Mir Zaman Momin Khan was always one of my favorites. He had been working for US forces since their 2001 arrival and had the battle scars to show. Zaman walked with a limp. The story goes that in early 2006 Zaman was at a district police station with a U.S. Special Forces Commander for a meeting with the local village elders. Zaman immediately noticed something wrong with the chai that is customarily served and insisted that the Commander not drink it. When questioned about the seemingly rude behavior, Zaman stuck up for the Commander arguing that they just weren’t thirsty. Shortly after, a gunman stormed in and shot them both at point blank range. Although the SF Commander sustained 2 gunshot wounds and Zaman was shot 4 times in the legs, Zaman managed to save the day – and the Commander – by advising him to stop screaming lest the gunman come back and finish the job. Fortunately both were MEDEVAC’d to Bagram Air Field for treatment. The Commander eventually returned to the states and Zaman to his home district of Zormat.
He showed up at the gates of our camp not long afterwards, ready to get back to work. The only problem was that he had raging infections in his legs and could barely walk. With the help of the American medics, he was literally put back on his feet. Often writhing in pain from the screws in his leg, he was given a “Gator” vehicle ride around in to ease the amount of walking he had to do.
Last June, as I hopped into a Humvee to ride to Kabul so I could go on leave, I saw him rolling across our camp in his Gator. He waved at me and with his usual big grin yelled, “Goodbye Cole! Have a good time with your family! I’ll miss you!”
That was the last time I would see Zaman. When I returned to my camp following stateside leave a month later I was met with the news that Zaman, on his way home for his two days off to see his family, was kidnapped and beheaded by Taliban militants.
Reading the intelligence report, my eyes welled up with tears and the news of the loss of a good friend. Zaman had two daughters and a wife at home whom he loved to be with. It was suspected that he was long a target of the bad guys for his support of America and the new Afghan government. That was an understatement. He wasn’t just a supporter; he was an Afghan Paul Revere. Maybe that’s what got him killed. But he was enamored with the idea of freedom, a concept that was foreign to him for most of his life. To him, freedom was a cause to which he was willing to give everything for. It wasn’t a business opportunity, it was hope that his daughters would grow up in a better world than he did.

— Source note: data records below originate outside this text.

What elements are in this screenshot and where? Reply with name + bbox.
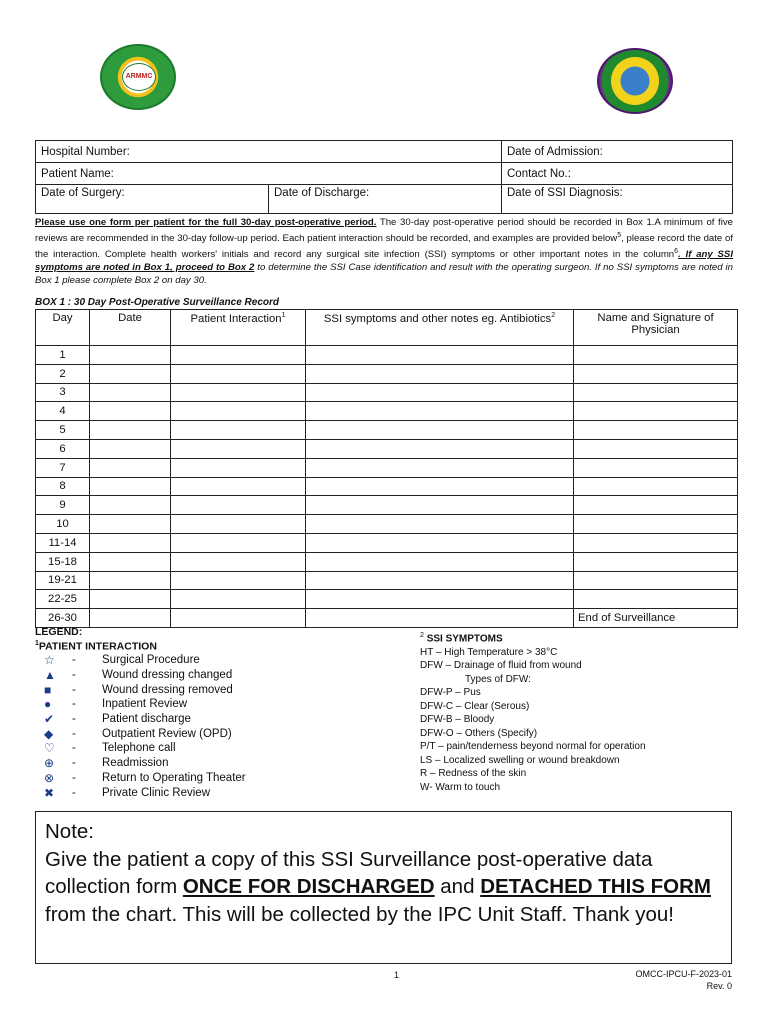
note-box	[35, 811, 732, 964]
cell-day: 9	[36, 496, 90, 515]
note-bold2: DETACHED THIS FORM	[480, 875, 711, 898]
cell-physician[interactable]	[574, 421, 738, 440]
circle-icon: ●	[44, 697, 52, 712]
instructions-sup1: 5	[617, 232, 622, 239]
cell-physician[interactable]	[574, 346, 738, 365]
legend-dash: -	[72, 713, 76, 726]
cell-day: 6	[36, 439, 90, 458]
instructions-box-note: . If any SSI symptoms are noted in Box 1, proceed to Box 2	[35, 249, 733, 274]
table-row	[36, 439, 738, 458]
list-item	[44, 726, 246, 741]
cell-ssi-notes[interactable]	[306, 458, 574, 477]
patient-interaction-legend	[44, 653, 246, 800]
list-item	[44, 756, 246, 771]
cell-date[interactable]	[90, 421, 171, 440]
legend-label: Readmission	[102, 757, 169, 770]
cell-ssi-notes[interactable]	[306, 609, 574, 628]
legend-label: Inpatient Review	[102, 698, 188, 711]
cell-date[interactable]	[90, 364, 171, 383]
cell-interaction[interactable]	[171, 364, 306, 383]
note-text1: Give the patient a copy of this SSI Surveillance post-operative data collection form	[45, 847, 653, 898]
cell-date[interactable]	[90, 458, 171, 477]
cell-ssi-notes[interactable]	[306, 496, 574, 515]
list-item	[44, 712, 246, 727]
table-row	[36, 609, 738, 628]
header-physician: Name and Signature of Physician	[574, 310, 738, 346]
legend-dash: -	[72, 698, 76, 711]
list-item	[44, 668, 246, 683]
crossed-circle-icon: ⊕	[44, 756, 55, 771]
cell-date[interactable]	[90, 590, 171, 609]
cell-physician[interactable]	[574, 515, 738, 534]
table-row	[36, 496, 738, 515]
ssi-symptom-line: DFW – Drainage of fluid from wound	[420, 660, 582, 672]
table-row	[36, 364, 738, 383]
date-of-surgery-field[interactable]: Date of Surgery:	[36, 185, 269, 214]
ssi-symptom-line: DFW-P – Pus	[420, 687, 481, 699]
legend-label: Telephone call	[102, 742, 176, 755]
heart-icon: ♡	[44, 741, 55, 756]
cell-interaction[interactable]	[171, 496, 306, 515]
ssi-symptom-line: DFW-B – Bloody	[420, 714, 495, 726]
patient-name-field[interactable]: Patient Name:	[36, 163, 502, 185]
header-patient-interaction: Patient Interaction$^1$	[171, 310, 306, 346]
cell-interaction[interactable]	[171, 609, 306, 628]
cell-ssi-notes[interactable]	[306, 383, 574, 402]
cell-interaction[interactable]	[171, 571, 306, 590]
cell-interaction[interactable]	[171, 590, 306, 609]
cell-date[interactable]	[90, 609, 171, 628]
ssi-symptom-line: LS – Localized swelling or wound breakdown	[420, 754, 620, 766]
square-icon: ■	[44, 682, 52, 697]
cell-day: 5	[36, 421, 90, 440]
contact-no-field[interactable]: Contact No.:	[502, 163, 733, 185]
cell-ssi-notes[interactable]	[306, 515, 574, 534]
check-icon: ✔	[44, 712, 55, 727]
cell-date[interactable]	[90, 515, 171, 534]
table-row	[36, 383, 738, 402]
x-circle-icon: ⊗	[44, 770, 55, 785]
legend-title: LEGEND:	[35, 626, 83, 638]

Zaman also knew that real freedom meant courage to face the terrible and hope
His is just one of many similar stories of Afghans and Iraqis dying in service to their country, each day bearing the courage of freedom and hope for future happiness. Afghanistan lost a great patriot that day and a year later, I still find myself mourning the loss of a friend.
This Memorial Day, I remember Forrest Ewens for his sacrifice, for his love of good, and his devotion to his fellow man. I also remember Mir Zaman, who is the finest example of a patriot and believe in the freedom doctrine. Both will especially be in my thoughts along with a handful of others I know who were killed as a result to their dedication to helping build a free and independent Afghanistan and protecting the world from ugly terrorism.
To those who gave all, thank you. We still remember.